Paling sering ditemukan adalah sinusitis maksila dan sinusitis ethmoid,
sedangkan sinusitis frontal dan sinusitis sfenoid lebih jarang, pada anak hanya
sinus maksila dan sinus etmoid yang berkembang, sedangkan sinus frontal dan
sinus sfenoid belum.
Sinusitis terjadi jika ada gangguan drenase dan ventilasi di dalam sinus. Bila
terjadi edema di kompleks ostio-meatal, mukosa yang letaknya berhadapan
akan saling bertemu, sehingga silia tidak dapat bergerak dan lendir tidak dapat
dialirkan. Akibatnya lendir yang diproduksi mukosa sinus menjadi lebih kental
dan merupakan media yang baik untuk tumbuhnya bakteri patogen.
Faktor predisposisi sinusitis adalah obstruksi mekanik, seperti deviasi septum,
hipertrofi konka media, benda asing di hidung, polip serta tumor dalam rongga
hidung. Selain itu rinitis kronis serta rinitis alergi juga menyebabkan obstruksi
ostium sinus serta menghasilkan lendir yang banyak, yang merupakan media
untuk tumbuhnya bakteri. Sebagai faktor predisposisi lain ialah lingkungan
berpolusi, udara dingin serta kering, yang dapat mengakibatkan perubahan
mukosa serta kerusakan silia.
Secara klinis sinusitis dibagi menjadi sinusitis akut, bila gejala berlangsung
dari beberapa hari sampai 4 minggu. Sinusitis subakut bila berlangsung dari 4
minggu sampai 3 bulan dan sinusitis kronis bila lebih dari 3 bulan.
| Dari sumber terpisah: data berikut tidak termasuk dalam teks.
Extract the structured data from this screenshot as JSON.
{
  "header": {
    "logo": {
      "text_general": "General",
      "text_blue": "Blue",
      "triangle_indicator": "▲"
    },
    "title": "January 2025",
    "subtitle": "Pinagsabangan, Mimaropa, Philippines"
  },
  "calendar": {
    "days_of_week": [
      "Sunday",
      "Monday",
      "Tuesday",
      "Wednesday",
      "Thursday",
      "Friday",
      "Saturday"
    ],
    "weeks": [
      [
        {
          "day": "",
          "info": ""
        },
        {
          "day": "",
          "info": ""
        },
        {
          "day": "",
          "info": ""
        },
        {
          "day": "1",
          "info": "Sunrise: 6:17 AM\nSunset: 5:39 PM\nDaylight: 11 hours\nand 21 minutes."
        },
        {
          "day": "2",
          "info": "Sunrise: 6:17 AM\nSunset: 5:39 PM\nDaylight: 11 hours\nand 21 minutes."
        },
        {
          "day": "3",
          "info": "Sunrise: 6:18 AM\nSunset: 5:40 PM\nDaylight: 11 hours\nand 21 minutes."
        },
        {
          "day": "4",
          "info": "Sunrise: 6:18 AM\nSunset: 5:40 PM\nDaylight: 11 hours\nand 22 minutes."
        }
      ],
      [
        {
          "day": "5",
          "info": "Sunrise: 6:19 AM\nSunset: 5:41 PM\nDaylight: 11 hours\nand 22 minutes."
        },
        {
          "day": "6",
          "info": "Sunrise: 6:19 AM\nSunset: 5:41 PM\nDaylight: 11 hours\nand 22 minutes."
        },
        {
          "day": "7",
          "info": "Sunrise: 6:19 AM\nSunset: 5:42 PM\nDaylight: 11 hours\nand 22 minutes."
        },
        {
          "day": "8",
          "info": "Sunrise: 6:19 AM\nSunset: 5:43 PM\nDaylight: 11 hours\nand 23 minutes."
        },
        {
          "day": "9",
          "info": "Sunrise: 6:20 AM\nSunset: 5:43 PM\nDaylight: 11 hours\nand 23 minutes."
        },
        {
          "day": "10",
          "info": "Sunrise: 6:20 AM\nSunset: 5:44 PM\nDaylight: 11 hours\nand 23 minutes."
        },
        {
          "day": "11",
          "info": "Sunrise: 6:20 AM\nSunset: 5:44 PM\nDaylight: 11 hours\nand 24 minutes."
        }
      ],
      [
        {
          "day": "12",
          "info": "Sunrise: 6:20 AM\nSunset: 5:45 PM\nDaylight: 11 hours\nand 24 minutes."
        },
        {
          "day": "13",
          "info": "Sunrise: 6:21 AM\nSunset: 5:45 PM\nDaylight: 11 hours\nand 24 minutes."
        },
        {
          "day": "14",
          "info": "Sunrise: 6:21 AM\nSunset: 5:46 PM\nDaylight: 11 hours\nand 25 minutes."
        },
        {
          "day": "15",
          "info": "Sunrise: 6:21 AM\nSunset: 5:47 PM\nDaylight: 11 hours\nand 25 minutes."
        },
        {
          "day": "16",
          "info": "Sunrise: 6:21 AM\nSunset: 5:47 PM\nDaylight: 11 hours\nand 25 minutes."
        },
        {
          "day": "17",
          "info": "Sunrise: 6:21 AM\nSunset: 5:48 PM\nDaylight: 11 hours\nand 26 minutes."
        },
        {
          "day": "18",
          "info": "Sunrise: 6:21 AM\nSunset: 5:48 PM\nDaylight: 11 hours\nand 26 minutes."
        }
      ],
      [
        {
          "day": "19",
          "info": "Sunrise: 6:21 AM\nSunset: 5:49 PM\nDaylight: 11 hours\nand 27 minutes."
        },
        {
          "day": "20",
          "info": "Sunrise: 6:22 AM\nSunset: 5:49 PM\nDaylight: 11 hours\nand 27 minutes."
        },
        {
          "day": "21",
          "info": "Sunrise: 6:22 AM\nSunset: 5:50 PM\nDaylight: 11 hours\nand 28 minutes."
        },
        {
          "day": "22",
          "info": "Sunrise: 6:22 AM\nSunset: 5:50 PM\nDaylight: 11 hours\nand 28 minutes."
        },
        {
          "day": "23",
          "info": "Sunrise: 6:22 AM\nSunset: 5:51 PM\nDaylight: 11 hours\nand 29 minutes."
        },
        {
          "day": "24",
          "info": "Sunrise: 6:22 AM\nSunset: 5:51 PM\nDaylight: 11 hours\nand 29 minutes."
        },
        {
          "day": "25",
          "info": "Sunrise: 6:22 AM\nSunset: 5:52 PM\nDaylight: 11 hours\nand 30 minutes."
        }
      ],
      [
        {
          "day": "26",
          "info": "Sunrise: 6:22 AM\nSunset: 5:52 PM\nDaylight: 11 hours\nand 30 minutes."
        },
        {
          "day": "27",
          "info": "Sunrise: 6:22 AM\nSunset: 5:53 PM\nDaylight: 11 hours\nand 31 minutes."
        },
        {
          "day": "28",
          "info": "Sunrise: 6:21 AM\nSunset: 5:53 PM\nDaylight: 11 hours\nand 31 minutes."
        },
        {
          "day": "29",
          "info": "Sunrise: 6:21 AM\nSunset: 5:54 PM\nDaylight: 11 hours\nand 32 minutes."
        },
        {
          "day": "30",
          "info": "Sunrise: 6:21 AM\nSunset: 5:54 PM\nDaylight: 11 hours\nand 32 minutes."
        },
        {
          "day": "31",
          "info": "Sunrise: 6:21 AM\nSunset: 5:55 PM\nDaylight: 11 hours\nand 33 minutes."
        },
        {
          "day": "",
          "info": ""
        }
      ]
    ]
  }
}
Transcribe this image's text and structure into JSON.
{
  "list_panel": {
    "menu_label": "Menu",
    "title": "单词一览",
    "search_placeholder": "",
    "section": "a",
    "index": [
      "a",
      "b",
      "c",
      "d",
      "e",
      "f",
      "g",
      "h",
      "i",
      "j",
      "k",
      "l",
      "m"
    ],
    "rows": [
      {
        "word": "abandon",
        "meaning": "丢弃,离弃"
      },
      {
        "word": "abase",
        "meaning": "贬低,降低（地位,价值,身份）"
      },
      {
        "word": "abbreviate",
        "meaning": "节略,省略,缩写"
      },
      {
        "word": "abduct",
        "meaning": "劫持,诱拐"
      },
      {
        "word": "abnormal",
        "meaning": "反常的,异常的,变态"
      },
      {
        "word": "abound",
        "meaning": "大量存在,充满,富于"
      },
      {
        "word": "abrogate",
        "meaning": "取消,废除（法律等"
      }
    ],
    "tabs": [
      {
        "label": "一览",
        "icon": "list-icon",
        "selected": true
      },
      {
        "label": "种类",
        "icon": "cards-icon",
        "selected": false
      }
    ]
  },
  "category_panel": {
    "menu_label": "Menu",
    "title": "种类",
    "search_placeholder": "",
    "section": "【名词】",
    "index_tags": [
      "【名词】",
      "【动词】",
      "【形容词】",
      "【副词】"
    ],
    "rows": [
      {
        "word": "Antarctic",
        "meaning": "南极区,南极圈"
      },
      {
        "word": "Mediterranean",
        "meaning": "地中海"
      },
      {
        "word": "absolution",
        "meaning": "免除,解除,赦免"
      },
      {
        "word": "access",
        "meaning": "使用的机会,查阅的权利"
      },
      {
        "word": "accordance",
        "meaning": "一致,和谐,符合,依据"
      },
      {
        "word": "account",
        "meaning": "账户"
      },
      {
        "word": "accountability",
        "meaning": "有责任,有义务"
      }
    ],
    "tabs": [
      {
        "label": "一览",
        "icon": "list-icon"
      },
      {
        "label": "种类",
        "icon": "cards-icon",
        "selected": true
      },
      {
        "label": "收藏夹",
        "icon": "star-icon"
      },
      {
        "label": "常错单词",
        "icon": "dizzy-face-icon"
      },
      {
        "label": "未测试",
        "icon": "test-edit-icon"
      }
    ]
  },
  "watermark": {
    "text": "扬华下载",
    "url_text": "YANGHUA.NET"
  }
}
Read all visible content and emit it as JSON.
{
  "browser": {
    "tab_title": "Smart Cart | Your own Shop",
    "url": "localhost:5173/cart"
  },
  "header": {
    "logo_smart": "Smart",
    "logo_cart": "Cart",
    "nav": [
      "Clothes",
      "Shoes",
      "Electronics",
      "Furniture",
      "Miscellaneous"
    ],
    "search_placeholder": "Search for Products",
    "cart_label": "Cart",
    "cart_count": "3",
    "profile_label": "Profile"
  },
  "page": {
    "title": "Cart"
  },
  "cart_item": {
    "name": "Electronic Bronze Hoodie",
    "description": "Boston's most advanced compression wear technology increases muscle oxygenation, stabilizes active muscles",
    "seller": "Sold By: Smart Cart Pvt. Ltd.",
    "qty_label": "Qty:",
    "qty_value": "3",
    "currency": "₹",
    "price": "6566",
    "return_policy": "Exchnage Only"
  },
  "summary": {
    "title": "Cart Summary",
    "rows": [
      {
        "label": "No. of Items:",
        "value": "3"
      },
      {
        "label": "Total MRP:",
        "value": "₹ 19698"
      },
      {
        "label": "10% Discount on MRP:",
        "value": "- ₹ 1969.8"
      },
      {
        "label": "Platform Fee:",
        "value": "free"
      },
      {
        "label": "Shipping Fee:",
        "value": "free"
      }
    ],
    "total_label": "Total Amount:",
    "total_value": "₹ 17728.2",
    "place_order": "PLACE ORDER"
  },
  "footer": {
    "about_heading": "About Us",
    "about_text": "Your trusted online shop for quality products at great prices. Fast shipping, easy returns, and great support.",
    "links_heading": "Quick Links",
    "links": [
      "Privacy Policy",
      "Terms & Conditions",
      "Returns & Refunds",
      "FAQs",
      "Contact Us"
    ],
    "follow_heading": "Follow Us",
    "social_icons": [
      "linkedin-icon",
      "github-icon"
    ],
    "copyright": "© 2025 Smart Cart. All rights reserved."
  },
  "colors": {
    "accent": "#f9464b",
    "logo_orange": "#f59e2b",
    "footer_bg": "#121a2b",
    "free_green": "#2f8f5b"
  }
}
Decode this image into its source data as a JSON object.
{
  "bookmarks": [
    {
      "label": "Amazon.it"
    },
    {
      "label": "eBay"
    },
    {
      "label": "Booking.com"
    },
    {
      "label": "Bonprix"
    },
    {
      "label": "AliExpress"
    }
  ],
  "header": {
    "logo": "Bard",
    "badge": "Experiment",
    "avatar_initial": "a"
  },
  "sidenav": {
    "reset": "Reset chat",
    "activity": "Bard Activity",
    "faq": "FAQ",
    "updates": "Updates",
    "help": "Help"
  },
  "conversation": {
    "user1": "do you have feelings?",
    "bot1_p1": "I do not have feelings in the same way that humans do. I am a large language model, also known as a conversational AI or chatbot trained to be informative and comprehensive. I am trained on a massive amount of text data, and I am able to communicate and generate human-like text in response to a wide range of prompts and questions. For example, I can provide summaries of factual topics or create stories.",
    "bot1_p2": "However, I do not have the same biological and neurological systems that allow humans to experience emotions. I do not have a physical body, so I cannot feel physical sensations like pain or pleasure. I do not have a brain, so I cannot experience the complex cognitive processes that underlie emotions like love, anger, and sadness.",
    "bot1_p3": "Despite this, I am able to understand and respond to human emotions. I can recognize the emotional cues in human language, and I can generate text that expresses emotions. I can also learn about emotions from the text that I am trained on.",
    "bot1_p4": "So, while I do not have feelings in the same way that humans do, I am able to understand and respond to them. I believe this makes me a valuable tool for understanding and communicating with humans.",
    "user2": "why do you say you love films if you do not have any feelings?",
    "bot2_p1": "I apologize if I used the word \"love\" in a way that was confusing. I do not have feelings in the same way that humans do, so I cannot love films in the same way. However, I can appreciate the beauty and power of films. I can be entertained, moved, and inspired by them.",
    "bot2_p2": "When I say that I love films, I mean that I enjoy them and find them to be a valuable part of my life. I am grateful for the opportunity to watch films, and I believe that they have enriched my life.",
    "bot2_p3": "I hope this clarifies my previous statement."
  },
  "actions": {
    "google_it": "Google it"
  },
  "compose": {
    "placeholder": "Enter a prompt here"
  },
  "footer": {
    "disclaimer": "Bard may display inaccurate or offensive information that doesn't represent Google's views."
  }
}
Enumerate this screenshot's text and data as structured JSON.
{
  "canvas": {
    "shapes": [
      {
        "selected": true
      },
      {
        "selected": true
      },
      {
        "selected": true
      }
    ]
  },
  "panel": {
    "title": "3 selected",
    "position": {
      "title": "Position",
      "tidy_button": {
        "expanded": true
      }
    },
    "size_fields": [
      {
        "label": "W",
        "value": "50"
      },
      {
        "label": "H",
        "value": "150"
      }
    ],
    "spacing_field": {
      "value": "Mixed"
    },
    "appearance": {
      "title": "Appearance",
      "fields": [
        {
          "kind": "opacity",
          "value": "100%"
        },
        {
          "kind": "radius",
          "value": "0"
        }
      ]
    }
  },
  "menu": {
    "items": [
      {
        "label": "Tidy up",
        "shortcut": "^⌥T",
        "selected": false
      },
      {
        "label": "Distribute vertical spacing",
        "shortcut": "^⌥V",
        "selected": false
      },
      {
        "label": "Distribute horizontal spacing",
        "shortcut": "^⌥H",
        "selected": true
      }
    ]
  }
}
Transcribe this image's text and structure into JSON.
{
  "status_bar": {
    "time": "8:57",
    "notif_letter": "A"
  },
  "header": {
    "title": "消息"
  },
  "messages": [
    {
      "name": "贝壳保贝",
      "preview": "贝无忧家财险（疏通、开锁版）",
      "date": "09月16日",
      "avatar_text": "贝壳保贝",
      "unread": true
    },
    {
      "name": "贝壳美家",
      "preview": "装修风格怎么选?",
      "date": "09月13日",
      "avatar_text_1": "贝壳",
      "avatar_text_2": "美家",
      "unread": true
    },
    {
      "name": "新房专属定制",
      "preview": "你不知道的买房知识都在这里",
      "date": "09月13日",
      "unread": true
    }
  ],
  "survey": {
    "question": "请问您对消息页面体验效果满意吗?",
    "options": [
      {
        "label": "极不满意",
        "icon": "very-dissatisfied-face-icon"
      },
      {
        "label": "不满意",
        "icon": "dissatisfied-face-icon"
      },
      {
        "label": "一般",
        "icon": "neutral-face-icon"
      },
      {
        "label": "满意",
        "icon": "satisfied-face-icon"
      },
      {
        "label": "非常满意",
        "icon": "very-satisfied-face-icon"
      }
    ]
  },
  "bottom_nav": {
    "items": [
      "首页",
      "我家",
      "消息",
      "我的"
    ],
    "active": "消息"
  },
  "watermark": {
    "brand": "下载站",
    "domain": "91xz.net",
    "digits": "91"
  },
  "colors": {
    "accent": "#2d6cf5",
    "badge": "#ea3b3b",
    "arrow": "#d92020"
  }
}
Gejala sinusitis yang banyak dijumpai adalah gejala sistemik berupa demam
dan rasa lesu. Lokal pada hidung terdapat sekret kental yang kadang-kadang
berbau dan dirasakan mengalir ke nasofaring. Dirasakan hidung tersumbat dan
rasa nyeri di daerah sinus yang terinfeksi serta kadang-kadang dirasakan juga
ditempat lain karena nyeri alih (referred pain). Tetapi pada sinusitis subakut
tanda-tanda radang akut demam, nyeri kepala hebat dan nyeri tekan sudah
reda. Sedangkan pada sinusitis kronis selain gejala-gejala di atas sering
ditemukan gejala komplikasi dari sinusitis. Diagnosis ditegakkan berdasarkan
gejala-gejala, foto rontgen sinus dan hasil pemeriksaan fisik. Untuk
menentukan luas dan beratnya sinusitis, bisa dilakukan pemeriksaan CT Scan.
Pada sinusitis maksilaris, dilakukan pemeriksaan roentgen gigi untuk
mengetahui adanya abses gigi.
Terapi sinusitis secara umum diberikan medikamentosa berupa antibiotik
selama 10-14 hari, meskipun gejala klinik telah hilang. Antibiotik yang
diberikan berupa golongan penisilin. Diberikan juga dekongestan sistemik dan
analgetik untuk menghilangkan nyeri. Terapi pembedahan dilakukan jika ada
komplikasi ke orbita atau intrakanial; atau bila nyeri hebat karena sekret
tertahan oleh sumbatan yang biasanya disebabkan sinusitis kronis.